Bass Berry & Sims Employee Benefits attorney Susie Bilbro

In an article published by HR Professionals, Bass, Berry & Sims attorney Susie Bilbro provided insight on aspects plan sponsors should consider as they prepare for the 2018 open enrollment process. Among the key questions Susie suggests sponsors to ask themselves in the upcoming months are:


Are you including the right disclosures in your open enrollment materials? 
There are multiple participant disclosure requirements for employee welfare benefit plans that plan sponsors must be aware of during the eligibility or enrollment processes, and on an on-going basis. Some of these items are summary plan descriptions (SPDs), COBRA notices, HIPAA notices and Medicare Part D notices.

Is your cash in lieu of benefits payment program compliant? While some plan sponsors are offering cash payments to employees who agree to waive employer-sponsored health coverage, employers should be aware of excise taxes for non-compliant opt-out arrangements and the impact of opt-out arrangements on affordability calculations.

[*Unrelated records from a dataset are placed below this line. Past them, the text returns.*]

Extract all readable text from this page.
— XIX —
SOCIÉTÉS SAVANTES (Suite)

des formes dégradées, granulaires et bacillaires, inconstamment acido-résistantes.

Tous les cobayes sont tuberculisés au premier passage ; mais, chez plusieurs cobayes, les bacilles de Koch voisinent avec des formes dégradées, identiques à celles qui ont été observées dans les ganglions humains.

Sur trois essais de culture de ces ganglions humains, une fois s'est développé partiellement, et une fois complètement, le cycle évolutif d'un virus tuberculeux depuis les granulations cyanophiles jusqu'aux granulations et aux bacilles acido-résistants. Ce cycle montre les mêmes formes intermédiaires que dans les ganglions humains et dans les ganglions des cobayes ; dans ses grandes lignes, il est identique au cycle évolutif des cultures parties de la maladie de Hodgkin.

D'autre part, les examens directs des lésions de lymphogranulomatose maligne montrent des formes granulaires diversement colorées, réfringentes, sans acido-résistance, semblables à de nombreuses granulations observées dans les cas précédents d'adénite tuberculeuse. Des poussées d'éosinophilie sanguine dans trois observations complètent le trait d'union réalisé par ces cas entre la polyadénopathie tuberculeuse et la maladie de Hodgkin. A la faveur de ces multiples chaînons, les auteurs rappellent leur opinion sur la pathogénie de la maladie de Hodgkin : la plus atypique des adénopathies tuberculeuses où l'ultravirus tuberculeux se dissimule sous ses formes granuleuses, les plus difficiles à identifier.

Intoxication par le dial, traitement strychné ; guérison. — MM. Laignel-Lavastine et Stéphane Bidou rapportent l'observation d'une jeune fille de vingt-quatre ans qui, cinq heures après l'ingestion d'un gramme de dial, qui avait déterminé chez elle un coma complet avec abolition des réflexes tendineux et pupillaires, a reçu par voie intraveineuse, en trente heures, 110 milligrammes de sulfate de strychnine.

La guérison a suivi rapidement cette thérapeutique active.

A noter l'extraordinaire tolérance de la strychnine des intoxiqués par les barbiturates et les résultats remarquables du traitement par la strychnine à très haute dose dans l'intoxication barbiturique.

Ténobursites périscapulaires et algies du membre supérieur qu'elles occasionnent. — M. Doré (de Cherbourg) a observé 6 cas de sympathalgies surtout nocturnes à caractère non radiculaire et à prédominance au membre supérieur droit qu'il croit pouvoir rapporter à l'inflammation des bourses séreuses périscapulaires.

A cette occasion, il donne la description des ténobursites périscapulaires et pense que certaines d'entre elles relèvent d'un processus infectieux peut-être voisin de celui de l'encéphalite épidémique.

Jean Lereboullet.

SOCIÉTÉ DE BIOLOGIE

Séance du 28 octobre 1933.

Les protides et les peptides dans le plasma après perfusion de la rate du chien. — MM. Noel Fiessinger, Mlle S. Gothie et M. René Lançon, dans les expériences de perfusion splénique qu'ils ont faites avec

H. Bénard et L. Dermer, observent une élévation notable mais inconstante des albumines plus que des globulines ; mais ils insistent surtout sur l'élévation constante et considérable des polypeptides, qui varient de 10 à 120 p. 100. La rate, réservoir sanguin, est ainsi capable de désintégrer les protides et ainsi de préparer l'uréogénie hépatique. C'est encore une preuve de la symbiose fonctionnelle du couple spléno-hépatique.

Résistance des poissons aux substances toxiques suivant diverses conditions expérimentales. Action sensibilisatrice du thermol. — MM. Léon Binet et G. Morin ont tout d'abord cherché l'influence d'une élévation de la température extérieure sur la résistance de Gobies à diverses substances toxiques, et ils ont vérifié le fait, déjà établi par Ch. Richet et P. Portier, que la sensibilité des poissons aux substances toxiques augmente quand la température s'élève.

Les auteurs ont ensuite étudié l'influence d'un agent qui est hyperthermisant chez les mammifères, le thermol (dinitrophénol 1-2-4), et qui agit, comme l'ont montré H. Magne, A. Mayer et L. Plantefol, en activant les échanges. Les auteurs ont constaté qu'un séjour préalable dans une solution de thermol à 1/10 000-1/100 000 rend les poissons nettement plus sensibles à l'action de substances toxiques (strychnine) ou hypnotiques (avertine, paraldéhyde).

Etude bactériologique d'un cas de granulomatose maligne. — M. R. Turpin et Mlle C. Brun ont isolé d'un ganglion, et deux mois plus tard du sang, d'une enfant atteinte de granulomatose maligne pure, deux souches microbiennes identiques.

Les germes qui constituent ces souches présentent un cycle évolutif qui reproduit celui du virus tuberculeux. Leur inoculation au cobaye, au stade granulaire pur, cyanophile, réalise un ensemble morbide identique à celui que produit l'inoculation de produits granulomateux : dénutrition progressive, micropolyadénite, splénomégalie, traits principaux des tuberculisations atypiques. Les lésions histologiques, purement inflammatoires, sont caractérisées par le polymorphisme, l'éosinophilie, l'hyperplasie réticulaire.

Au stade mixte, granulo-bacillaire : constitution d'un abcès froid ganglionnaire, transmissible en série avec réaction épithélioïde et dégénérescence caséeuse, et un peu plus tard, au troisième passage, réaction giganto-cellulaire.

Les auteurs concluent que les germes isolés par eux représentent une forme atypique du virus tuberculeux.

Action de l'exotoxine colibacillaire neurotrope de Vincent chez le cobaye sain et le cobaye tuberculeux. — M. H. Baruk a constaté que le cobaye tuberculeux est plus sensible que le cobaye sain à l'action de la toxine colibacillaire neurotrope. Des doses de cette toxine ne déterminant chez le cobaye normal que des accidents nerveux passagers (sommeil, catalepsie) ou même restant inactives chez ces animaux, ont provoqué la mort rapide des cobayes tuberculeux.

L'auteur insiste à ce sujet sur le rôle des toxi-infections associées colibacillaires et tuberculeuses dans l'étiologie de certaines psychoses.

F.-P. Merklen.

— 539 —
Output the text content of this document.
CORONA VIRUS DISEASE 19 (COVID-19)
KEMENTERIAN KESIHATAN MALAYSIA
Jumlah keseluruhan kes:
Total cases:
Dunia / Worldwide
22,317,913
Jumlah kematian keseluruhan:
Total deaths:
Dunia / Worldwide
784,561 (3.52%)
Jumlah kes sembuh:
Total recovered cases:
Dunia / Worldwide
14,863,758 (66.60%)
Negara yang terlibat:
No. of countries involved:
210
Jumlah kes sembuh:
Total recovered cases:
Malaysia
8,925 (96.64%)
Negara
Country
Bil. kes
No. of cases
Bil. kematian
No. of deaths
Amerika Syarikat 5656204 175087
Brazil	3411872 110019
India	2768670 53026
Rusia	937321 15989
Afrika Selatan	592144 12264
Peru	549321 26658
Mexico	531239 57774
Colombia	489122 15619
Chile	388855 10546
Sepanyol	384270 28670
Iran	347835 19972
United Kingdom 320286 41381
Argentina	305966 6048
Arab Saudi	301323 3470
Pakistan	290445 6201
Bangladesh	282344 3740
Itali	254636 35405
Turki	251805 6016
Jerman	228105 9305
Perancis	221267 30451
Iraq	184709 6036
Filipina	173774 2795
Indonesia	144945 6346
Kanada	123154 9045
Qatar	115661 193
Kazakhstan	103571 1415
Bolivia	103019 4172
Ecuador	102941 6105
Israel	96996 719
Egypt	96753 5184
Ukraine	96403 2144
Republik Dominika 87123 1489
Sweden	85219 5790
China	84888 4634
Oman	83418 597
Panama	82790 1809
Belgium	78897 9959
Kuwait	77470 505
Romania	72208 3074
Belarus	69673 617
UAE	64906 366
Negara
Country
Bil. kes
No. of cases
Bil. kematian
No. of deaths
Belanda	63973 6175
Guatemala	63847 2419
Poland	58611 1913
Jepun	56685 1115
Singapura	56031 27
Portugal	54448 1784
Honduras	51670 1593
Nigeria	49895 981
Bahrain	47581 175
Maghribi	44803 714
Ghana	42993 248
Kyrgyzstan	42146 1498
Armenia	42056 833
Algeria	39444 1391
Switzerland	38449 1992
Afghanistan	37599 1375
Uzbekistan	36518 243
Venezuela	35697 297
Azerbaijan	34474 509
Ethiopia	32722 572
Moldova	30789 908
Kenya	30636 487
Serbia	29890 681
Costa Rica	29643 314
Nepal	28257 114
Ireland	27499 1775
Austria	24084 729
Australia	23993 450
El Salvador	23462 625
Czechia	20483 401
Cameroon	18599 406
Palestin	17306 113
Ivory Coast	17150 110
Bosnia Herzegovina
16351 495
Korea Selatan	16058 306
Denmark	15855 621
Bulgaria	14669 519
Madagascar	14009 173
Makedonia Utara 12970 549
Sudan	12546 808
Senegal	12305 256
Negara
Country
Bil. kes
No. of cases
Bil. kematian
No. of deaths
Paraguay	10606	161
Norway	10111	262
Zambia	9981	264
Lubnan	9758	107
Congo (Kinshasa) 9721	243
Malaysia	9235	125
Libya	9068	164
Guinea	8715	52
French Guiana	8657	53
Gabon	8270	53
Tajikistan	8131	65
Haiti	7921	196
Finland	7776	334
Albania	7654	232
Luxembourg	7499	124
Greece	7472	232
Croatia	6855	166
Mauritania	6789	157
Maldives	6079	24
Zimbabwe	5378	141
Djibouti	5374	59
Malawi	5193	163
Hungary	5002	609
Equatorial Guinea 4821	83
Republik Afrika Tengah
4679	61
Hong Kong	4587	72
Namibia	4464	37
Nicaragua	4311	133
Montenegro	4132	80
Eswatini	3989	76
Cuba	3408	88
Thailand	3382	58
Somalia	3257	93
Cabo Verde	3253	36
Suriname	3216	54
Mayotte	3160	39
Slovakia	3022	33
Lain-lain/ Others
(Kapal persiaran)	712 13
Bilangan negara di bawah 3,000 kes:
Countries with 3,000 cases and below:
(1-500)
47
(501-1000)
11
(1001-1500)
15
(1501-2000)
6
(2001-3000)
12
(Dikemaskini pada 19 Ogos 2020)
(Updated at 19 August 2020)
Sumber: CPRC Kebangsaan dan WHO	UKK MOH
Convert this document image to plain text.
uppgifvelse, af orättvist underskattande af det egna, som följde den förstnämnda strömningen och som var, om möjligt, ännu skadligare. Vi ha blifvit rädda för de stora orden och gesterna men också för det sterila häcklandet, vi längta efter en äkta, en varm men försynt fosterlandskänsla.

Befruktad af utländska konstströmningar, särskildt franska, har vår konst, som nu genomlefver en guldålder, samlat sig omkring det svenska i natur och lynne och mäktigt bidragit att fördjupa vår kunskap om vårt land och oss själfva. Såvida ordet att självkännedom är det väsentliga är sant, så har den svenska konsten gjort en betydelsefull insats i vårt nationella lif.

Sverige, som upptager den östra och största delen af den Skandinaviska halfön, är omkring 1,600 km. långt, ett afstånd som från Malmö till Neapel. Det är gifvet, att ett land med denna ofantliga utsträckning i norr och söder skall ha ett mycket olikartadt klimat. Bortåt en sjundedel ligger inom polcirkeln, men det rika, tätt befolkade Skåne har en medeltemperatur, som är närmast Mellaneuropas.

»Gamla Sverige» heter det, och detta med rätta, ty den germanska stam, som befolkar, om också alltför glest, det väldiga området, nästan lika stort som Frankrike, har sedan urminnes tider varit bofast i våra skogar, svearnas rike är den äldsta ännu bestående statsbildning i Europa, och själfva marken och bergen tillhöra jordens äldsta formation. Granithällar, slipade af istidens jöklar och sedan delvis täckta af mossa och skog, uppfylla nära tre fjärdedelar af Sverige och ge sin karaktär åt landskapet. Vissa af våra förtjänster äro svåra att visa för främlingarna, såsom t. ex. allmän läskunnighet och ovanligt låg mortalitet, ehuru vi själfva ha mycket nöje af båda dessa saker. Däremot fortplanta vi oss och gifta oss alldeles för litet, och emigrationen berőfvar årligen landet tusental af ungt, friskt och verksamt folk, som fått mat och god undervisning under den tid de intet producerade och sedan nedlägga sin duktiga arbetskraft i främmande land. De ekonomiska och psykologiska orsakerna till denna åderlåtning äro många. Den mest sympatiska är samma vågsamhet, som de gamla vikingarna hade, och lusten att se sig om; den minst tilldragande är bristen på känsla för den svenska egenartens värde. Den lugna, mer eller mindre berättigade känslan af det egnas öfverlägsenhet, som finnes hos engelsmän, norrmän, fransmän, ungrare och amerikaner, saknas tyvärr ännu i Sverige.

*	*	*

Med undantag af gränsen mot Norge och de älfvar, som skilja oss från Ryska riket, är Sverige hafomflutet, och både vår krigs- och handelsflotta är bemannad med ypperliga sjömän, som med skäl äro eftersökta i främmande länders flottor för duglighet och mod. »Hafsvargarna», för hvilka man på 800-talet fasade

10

What do you need to know (and tell employees) about your HSA? Health savings accounts (HSAs) have a contribution limit for 2018 of $3,450 for individual accounts and $6,900 for family coverage. HSAs are triple-tax-advantaged, because HSA deposits are tax-free, contributions grow tax-free, and distributions are tax-free for out-of-pocket and qualifying expenses. Individuals with a flexible savings account (FSA) are ineligible to contribute to an HSA, and certain FSA design features may affect HSA eligibility for subsequent years.